More-advanced implementations can use a more-complicated control loop. When closing the loop on the heading for heading stabilization, PD loops are particularly effective.

Turning to a set heading

Another common and highly-useful application for a gyro is turning a robot to face a specified direction. This can be a component of an autonomous driving routine, or can be used during teleoperated control to help align a robot with field elements.

Much like with heading stabilization, this is often accomplished with a PID loop - unlike with stabilization, however, the loop can only be closed on the heading.

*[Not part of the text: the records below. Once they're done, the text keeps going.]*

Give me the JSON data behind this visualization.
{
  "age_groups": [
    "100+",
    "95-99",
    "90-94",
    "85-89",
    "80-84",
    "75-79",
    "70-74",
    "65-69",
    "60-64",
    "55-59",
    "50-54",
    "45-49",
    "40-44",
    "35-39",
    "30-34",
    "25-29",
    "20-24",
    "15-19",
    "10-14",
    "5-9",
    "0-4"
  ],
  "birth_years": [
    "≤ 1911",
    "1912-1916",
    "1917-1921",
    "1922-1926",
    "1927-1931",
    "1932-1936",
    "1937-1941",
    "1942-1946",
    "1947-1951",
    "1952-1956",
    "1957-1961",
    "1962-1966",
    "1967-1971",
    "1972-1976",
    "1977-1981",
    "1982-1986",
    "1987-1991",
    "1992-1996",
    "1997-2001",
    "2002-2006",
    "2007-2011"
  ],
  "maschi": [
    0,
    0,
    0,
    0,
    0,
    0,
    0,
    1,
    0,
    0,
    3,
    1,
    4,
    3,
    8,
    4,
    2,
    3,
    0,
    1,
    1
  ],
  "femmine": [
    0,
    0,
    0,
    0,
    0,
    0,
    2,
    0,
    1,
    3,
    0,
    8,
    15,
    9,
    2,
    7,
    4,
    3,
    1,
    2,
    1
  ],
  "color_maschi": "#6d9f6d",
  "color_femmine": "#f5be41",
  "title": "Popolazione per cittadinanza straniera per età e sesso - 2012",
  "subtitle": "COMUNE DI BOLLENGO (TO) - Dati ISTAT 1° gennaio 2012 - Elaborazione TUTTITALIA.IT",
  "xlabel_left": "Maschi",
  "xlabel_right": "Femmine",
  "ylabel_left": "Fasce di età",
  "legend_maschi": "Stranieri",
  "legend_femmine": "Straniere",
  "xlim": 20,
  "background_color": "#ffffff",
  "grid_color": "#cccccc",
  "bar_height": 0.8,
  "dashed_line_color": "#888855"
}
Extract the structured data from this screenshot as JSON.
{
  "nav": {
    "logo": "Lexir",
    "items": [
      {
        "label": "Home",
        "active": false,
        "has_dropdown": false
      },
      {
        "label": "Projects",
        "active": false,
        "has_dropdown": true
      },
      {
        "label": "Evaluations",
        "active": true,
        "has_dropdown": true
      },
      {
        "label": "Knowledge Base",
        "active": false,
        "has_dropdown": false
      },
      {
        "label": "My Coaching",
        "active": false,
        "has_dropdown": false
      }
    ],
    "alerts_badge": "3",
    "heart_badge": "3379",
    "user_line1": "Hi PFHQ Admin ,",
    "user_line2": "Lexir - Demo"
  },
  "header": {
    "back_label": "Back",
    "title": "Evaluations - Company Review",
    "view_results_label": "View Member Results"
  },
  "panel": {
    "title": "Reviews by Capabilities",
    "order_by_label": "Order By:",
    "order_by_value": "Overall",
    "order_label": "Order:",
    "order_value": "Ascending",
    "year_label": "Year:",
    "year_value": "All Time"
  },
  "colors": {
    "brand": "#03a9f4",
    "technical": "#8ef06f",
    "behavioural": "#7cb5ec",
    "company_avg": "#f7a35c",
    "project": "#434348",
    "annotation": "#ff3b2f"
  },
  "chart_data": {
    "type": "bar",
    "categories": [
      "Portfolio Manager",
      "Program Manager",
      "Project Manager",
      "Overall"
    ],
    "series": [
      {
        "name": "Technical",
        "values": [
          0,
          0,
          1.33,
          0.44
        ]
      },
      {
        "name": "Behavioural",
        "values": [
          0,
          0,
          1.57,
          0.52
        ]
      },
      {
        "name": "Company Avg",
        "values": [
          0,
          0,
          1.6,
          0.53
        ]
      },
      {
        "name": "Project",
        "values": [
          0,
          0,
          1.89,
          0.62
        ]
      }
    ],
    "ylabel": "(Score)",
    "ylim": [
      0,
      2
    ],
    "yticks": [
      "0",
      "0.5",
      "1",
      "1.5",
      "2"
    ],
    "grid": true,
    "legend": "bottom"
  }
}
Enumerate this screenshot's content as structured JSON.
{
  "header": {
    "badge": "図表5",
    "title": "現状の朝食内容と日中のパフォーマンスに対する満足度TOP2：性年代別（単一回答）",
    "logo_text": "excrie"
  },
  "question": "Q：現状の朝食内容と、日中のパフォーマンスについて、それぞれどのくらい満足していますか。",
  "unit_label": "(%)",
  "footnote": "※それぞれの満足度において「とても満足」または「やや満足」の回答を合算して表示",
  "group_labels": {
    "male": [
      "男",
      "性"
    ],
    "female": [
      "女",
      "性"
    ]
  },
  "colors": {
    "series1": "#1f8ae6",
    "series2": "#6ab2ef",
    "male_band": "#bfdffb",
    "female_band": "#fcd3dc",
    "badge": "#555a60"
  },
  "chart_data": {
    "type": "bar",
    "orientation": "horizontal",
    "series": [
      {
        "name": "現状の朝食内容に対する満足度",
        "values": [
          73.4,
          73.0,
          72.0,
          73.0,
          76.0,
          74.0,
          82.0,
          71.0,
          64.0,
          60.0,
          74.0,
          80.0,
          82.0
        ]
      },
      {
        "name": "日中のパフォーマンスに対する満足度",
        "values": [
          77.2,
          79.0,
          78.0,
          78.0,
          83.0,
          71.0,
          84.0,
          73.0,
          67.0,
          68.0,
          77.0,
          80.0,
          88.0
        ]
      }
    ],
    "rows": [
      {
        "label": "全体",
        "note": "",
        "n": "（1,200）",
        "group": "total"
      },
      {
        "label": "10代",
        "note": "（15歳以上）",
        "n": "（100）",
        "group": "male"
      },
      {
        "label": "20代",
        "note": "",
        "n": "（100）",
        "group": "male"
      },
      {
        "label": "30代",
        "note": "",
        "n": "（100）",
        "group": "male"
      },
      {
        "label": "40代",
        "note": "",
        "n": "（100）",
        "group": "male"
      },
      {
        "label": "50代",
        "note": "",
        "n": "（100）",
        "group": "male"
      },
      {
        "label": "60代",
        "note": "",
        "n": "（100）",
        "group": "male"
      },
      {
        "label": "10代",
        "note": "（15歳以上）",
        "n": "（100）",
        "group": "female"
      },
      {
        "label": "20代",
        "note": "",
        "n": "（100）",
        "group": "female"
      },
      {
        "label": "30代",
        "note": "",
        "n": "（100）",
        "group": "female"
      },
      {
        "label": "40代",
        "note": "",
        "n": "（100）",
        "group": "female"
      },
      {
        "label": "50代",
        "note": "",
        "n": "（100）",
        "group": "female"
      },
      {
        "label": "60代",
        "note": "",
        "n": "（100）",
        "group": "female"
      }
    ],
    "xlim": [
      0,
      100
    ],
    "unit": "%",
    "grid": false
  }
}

The following example code will turn the robot to face 90 degrees with a simple P loop:

JAVA

// Use gyro declaration from above here

// The gain for a simple P loop
double kP = 0.05;

// Initialize motor controllers and drive
Spark left1 = new Spark(0);
Spark left2 = new Spark(1);

Spark right1 = new Spark(2);
Spark right2 = new Spark(3);

MotorControllerGroup leftMotors = new MotorControllerGroup(left1, left2);
MotorControllerGroup rightMotors = new MotorControllerGroup(right1, right2);

DifferentialDrive drive = new DifferentialDrive(leftMotors, rightMotors);

@Override
public void robotInit() {
    rightMotors.setInverted(true);
}

@Override
public void autonomousPeriodic() {
    // Find the heading error; setpoint is 90
    double error = 90 - gyro.getAngle();

    // Turns the robot to face the desired direction
    drive.tankDrive(kP * error, -kP * error);
}

C++

// Use gyro declaration from above here

// The gain for a simple P loop
double kP = 0.05;

// Initialize motor controllers and drive
frc::Spark left1{0};
frc::Spark left2{1};
frc::Spark right1{2};
frc::Spark right2{3};

frc::MotorControllerGroup leftMotors{left1, left2};
frc::MotorControllerGroup rightMotors{right1, right2};

frc::DifferentialDrive drive{leftMotors, rightMotors};

void Robot::RobotInit() {
  rightMotors.SetInverted(true);
}

void Robot::AutonomousPeriodic() {
    // Find the heading error; setpoint is 90
    double error = 90 - gyro.GetAngle();

    // Turns the robot to face the desired direction
    drive.TankDrive(kP * error, -kP * error);
}

PYTHON

from wpilib import Spark
from wpilib import MotorControllerGroup
from wpilib.drive import DifferentialDrive

def robotInit(self):
    # Use gyro declaration from above here

    # The gain for a simple P loop
    self.kP = 0.05

    # Initialize motor controllers and drive
    left1 = Spark(0)
    left2 = Spark(1)
    right1 = Spark(2)
    right2 = Spark(3)

    leftMotors = MotorControllerGroup(left1, left2)
    rightMotors = MotorControllerGroup(right1, right2)

    self.drive = DifferentialDrive(leftMotors, rightMotors)

    rightMotors.setInverted(true)

def autonomousPeriodic(self):
    # Find the heading error; setpoint is 90
    error = 90 - self.gyro.getAngle()

    # Drives forward continuously at half speed, using the gyro to stabilize the heading
    self.drive.tankDrive(self.kP * error, -self.kP * error)

As before, more-advanced implementations can use more-complicated control loops.

Note

Turn-to-angle loops can be tricky to tune correctly due to static friction in the drivetrain, especially if a simple P loop is used. There are a number of ways to account for this; one of the most common/effective is to add a “minimum output” to the output of the control loop. Another effective strategy is to cascade to well-tuned velocity controllers on each side of the drive.